Israel’s troubles, however, are far from over, despite the change in its regional standing. The two greatest national security challenges that any leader in Israel faces are:
- The aggressiveness of Iran, which is busy building impressive military capabilities and seeks to surround Israel with a “ring of fire,” and ultimately plans to obtain nuclear weapons. The meaning of this menace derives from the ideological commitment to destroy Israel, which for Iran is not a mere form of words but an active goal and aspiration. Tehran’s efforts are evident in several countries in the region, where the Iranians are putting together independent capabilities, under the control of local militias, for the launching of accurate missiles in numbers that might put Israel at risk. All this is ultimately designed to deter Israel from using force to foil the Iranian nuclear weapon project;
- The erosion of the traditional bipartisan support for Israel, which US Jewry had been able to secure in the wake of World War II and up until the presidency of Barack Obama. This may well be the result of an inevitable historical trajectory, which led to the emergence of two increasingly different and distant perspectives: a Jewish minority community that looks upon itself as an integral part of the liberal world and finds a home in America, and a sovereign state that makes decisions based on the needs of security and survival and in pursuit of national interests, in a manner that often contradicts the liberal sensibilities of the American Jewish community. As the memory of the Holocaust and of the 1948 and 1967 wars fades, and Israel is perceived as a strong state that does not face an existential threat, the solidarity of the Jewish minority with other liberal groups at home is liable to take precedence over Israel’s perceived needs, feeding an increasingly bitter debate within the Democratic Party.
A Sobering but Not Hopeless Perspective
The global outlook described here is hardly optimistic. Still, in the Middle East the landscape is more varied and may offer Israel better options looking toward the future, alongside a daunting list of dangers.

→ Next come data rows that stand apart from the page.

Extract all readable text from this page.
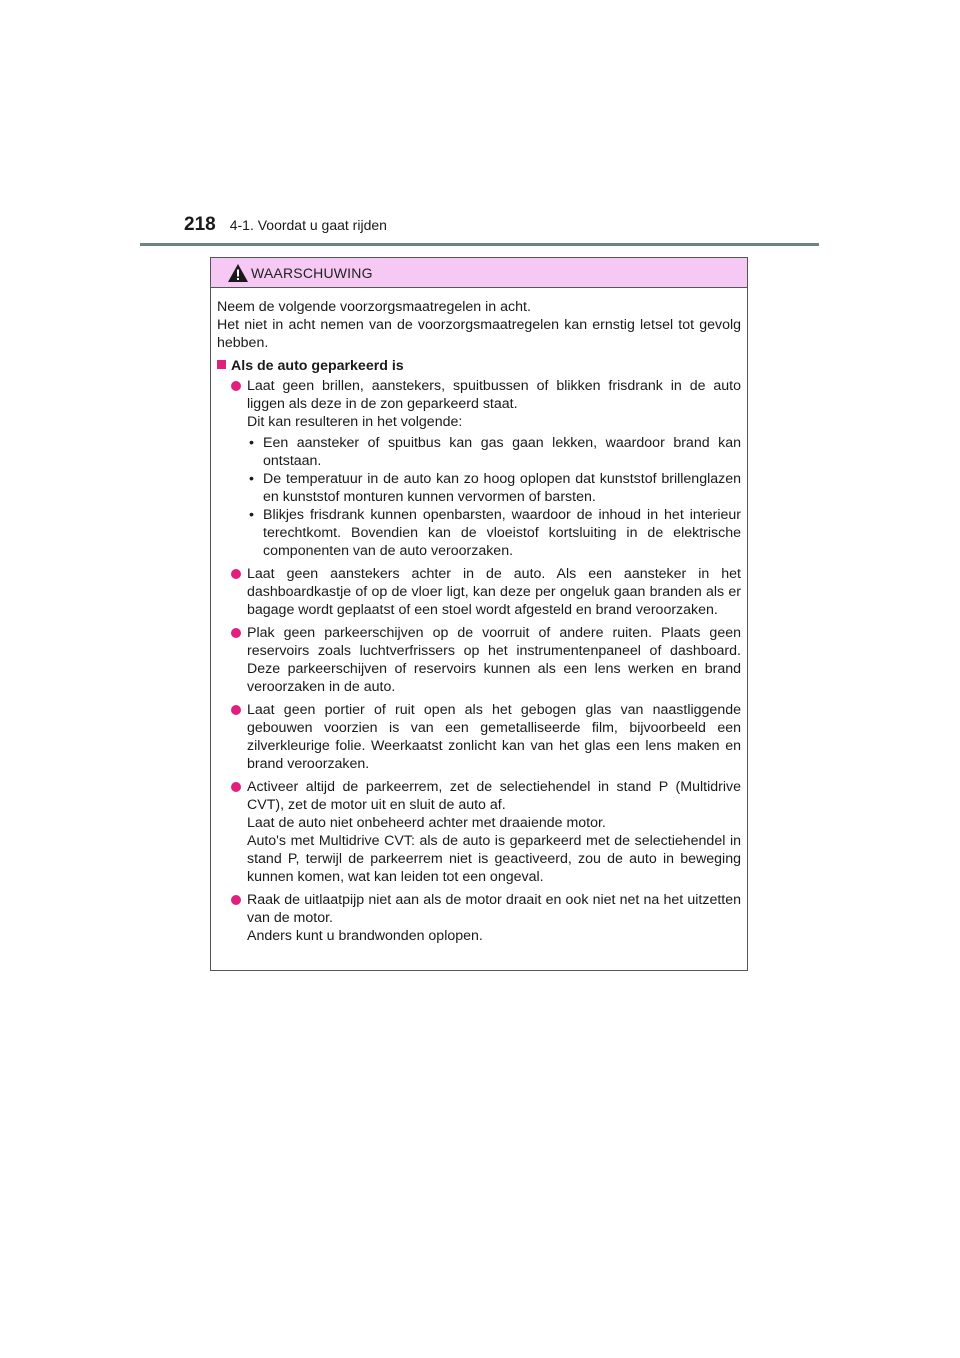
218 4-1. Voordat u gaat rijden
WAARSCHUWING

Neem de volgende voorzorgsmaatregelen in acht.

Het niet in acht nemen van de voorzorgsmaatregelen kan ernstig letsel tot gevolg hebben.

Als de auto geparkeerd is

Laat geen brillen, aanstekers, spuitbussen of blikken frisdrank in de auto liggen als deze in de zon geparkeerd staat.

Dit kan resulteren in het volgende:

• Een aansteker of spuitbus kan gas gaan lekken, waardoor brand kan ontstaan.
• De temperatuur in de auto kan zo hoog oplopen dat kunststof brillenglazen en kunststof monturen kunnen vervormen of barsten.
• Blikjes frisdrank kunnen openbarsten, waardoor de inhoud in het interieur terechtkomt. Bovendien kan de vloeistof kortsluiting in de elektrische componenten van de auto veroorzaken.

Laat geen aanstekers achter in de auto. Als een aansteker in het dashboardkastje of op de vloer ligt, kan deze per ongeluk gaan branden als er bagage wordt geplaatst of een stoel wordt afgesteld en brand veroorzaken.

Plak geen parkeerschijven op de voorruit of andere ruiten. Plaats geen reservoirs zoals luchtverfrissers op het instrumentenpaneel of dashboard. Deze parkeerschijven of reservoirs kunnen als een lens werken en brand veroorzaken in de auto.

Laat geen portier of ruit open als het gebogen glas van naastliggende gebouwen voorzien is van een gemetalliseerde film, bijvoorbeeld een zilverkleurige folie. Weerkaatst zonlicht kan van het glas een lens maken en brand veroorzaken.

Activeer altijd de parkeerrem, zet de selectiehendel in stand P (Multidrive CVT), zet de motor uit en sluit de auto af.

Laat de auto niet onbeheerd achter met draaiende motor.

Auto's met Multidrive CVT: als de auto is geparkeerd met de selectiehendel in stand P, terwijl de parkeerrem niet is geactiveerd, zou de auto in beweging kunnen komen, wat kan leiden tot een ongeval.

Raak de uitlaatpijp niet aan als de motor draait en ook niet net na het uitzetten van de motor.

Anders kunt u brandwonden oplopen.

This sobering perspective leads to an unambiguous conclusion: Israel must continue to build up its own strength, militarily, economically, and technologically. It must continue to maintain and expand its networks of cooperation worldwide. The success in creating a Mediterranean bloc or alignment, alongside Greece, Cyprus, and Egypt, and the related breakthrough in normalizing relations with Sunni Arab states far from Israel’s borders are both object lessons in the utility of this approach in recent years.

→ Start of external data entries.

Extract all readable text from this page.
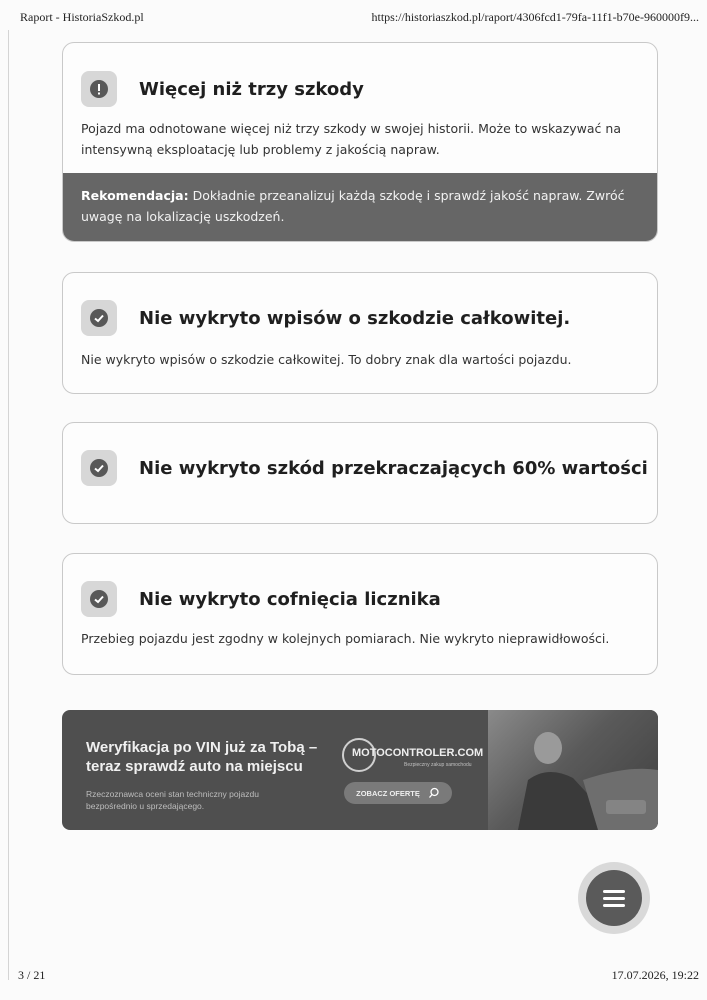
Raport - HistoriaSzkod.pl	https://historiaszkod.pl/raport/4306fcd1-79fa-11f1-b70e-960000f9...
Więcej niż trzy szkody
Pojazd ma odnotowane więcej niż trzy szkody w swojej historii. Może to wskazywać na intensywną eksploatację lub problemy z jakością napraw.
Rekomendacja: Dokładnie przeanalizuj każdą szkodę i sprawdź jakość napraw. Zwróć uwagę na lokalizację uszkodzeń.
Nie wykryto wpisów o szkodzie całkowitej.
Nie wykryto wpisów o szkodzie całkowitej. To dobry znak dla wartości pojazdu.
Nie wykryto szkód przekraczających 60% wartości
Nie wykryto cofnięcia licznika
Przebieg pojazdu jest zgodny w kolejnych pomiarach. Nie wykryto nieprawidłowości.
Weryfikacja po VIN już za Tobą – teraz sprawdź auto na miejscu
Rzeczoznawca oceni stan techniczny pojazdu bezpośrednio u sprzedającego.
MOTOCONTROLER.COM
Bezpieczny zakup samochodu
ZOBACZ OFERTĘ
3 / 21	17.07.2026, 19:22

It is of immense importance to sustain and shore up the special relationship with the US despite all difficulties. Perhaps, ironically, it would be America’s wish to reduce its presence in the region that would enhance Israel’s importance as a key strategic ally, which the US—as it pulls away—should strengthen in this conflict-ridden region.
At the end of the day, only a militarily strong Israel, ready to preserve the basic principle of its old and present national defense doctrine—namely, of defending itself by itself against any coalition of enemies—can sustain its regional position and thus retain its attraction as a partner to other significant international players.